By GANNON HANEVOLD
Moapa Valley Progress
A relatively new tradition for the Pirates’ week of pride called M-Week rose again last week with the annual men’s volleyball tournament, better known as “Peach Fuzz”. Peach Fuzz is a yearly tournament where MVHS boys can sign up to play on a team for the week, then compete for a championship.
This year, seven new teams were created with 6-9 players each and two coaches on each team. Ultimately, the event proved to be a success.
In an after school setting, the tournament began with the seven teams playing either three or four total games in a round robin schedule style. After that, the four teams with the best record were seeded into a short tournament to win the title.
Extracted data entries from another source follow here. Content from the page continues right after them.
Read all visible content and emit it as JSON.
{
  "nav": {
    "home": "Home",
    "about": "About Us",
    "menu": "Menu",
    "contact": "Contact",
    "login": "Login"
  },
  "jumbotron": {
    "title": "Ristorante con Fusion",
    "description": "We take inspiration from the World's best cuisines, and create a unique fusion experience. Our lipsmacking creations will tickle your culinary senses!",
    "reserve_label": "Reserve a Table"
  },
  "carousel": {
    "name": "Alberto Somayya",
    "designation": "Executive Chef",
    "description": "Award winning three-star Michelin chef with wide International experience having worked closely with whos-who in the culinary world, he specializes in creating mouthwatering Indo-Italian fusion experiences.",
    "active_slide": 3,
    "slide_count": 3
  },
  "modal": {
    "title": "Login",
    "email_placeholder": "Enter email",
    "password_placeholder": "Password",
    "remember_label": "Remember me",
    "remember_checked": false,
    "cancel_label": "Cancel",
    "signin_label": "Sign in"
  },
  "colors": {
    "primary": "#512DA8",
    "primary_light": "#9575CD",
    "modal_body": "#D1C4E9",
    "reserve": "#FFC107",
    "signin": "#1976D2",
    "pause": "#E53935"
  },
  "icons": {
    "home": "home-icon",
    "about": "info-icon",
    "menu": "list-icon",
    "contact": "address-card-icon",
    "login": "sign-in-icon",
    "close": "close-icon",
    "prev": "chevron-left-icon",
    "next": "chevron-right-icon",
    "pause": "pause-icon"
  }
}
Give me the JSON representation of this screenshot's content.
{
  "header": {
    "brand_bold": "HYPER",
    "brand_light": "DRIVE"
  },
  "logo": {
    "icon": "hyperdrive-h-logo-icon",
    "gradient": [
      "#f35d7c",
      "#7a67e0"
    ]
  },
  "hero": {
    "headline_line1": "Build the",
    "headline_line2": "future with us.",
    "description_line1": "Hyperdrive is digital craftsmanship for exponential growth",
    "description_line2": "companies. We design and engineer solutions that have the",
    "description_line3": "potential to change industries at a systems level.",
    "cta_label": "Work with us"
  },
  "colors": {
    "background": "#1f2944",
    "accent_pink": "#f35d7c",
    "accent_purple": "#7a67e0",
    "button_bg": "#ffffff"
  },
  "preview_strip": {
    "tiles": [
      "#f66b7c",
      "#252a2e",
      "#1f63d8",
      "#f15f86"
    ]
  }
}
After over fifteen games, the seven teams awaited their results. Claiming the top seed would be “Kiss my Ace.” In the second seed would be “2 Legit 2 Hit.” Third seed went to the “Ace Kickers” and the fourth seed would be decided after a three way tie for the spot with a 1-2 record. That team turned out to be “Straight Trash Homies.”
Both of the top two seeds went into the tournament undefeated, the Ace Kickers would be 2-1, and the “Straight Trash Homies” remarkably made it despite a losing record.
In the semifinals, the Ace Kickers and 2 Legit to Hit battled it out in a close one. But 2 Legit to Hit would remain undefeated and make their way to the championship match.
Meanwhile, the Straight Trash Homies lost by six to Kiss my Ace in their final round robin match.
Results were different in the tournament. The Straight Trash Homies rallied to win by a decent margin and somehow make the championship despite a sub-.500 record.
2 Legit to Hit, who were led by coaches Dannika Gordon and Shelbi Walker, featured Tyler Holmes, Lucas Walker, Kasen Kolhoss, and Rowdey Blackwell, among others, on the court.
Meanwhile, the Straight Trash Homies were led by Israel Rubio, Nathan Waite, Zach Anderson, Luke Hauver, and Jacob Leavitt on the court. Coaching there would be Hanna Mortensen and Emilie Barraza.
In the championship game, the score would never be close. Despite their fourth seed and still just average record, the Straight Trash Homies dominated and won the championship 25-10.
“All the guys were super into it,” said Homies coach Emilie Barraza. “Their participation and their attitudes made us coaches excited to be a part of it. Some of the games weren’t going our way but they still kept a good attitude which is extremely important.”
Nathan Waite, who helped lead the winning team, said, “I think we just kind of learned to get up and set it, because when we could spike it, no one could return it. Everyone was there to have a good time and win.”
Kessa Evans, who helped organize the event and coached one of the teams, said of the tournament as a whole, “Everything ran smoothly once we got the games going. The players loved the competition.”
Evans advocated strongly for the tournament sticking around as a tradition as well. “Since we don’t have a men’s volleyball team at our school, it’s a good opportunity for them to play,” she said. “It’s a fun twist on M week and gets everyone involved.”
MVHS Student Body President Kasen Kolhoss also supported the event. “The turnout was great!” he said. “Everyone had fun playing and watching. You know everyone is enjoying it when the crowd is getting loud whether it’s cheering or laughing.”
As for why they were laughing, Kolhoss joked about why his team might have lost the championship match. “I missed like twelve points,” he said, accepting blame for the loss. “My coaches told me to stand in the back corner and not move.”
Israel Rubio, who played an integral part on the winning side, made it clear as to why other players should sign up next year and in the years moving forward. “It’s an opportunity to show some skills on the court and enjoy some friendly competition,” Rubio said. “It’s one of my favorite sports and I’ve played it for as long as I can remember.”
While the Straight Trash Homies defied odds to win a championship this year, their spot as champions will likely be on the line once again a year from now, as a new and exciting tradition picks up steam.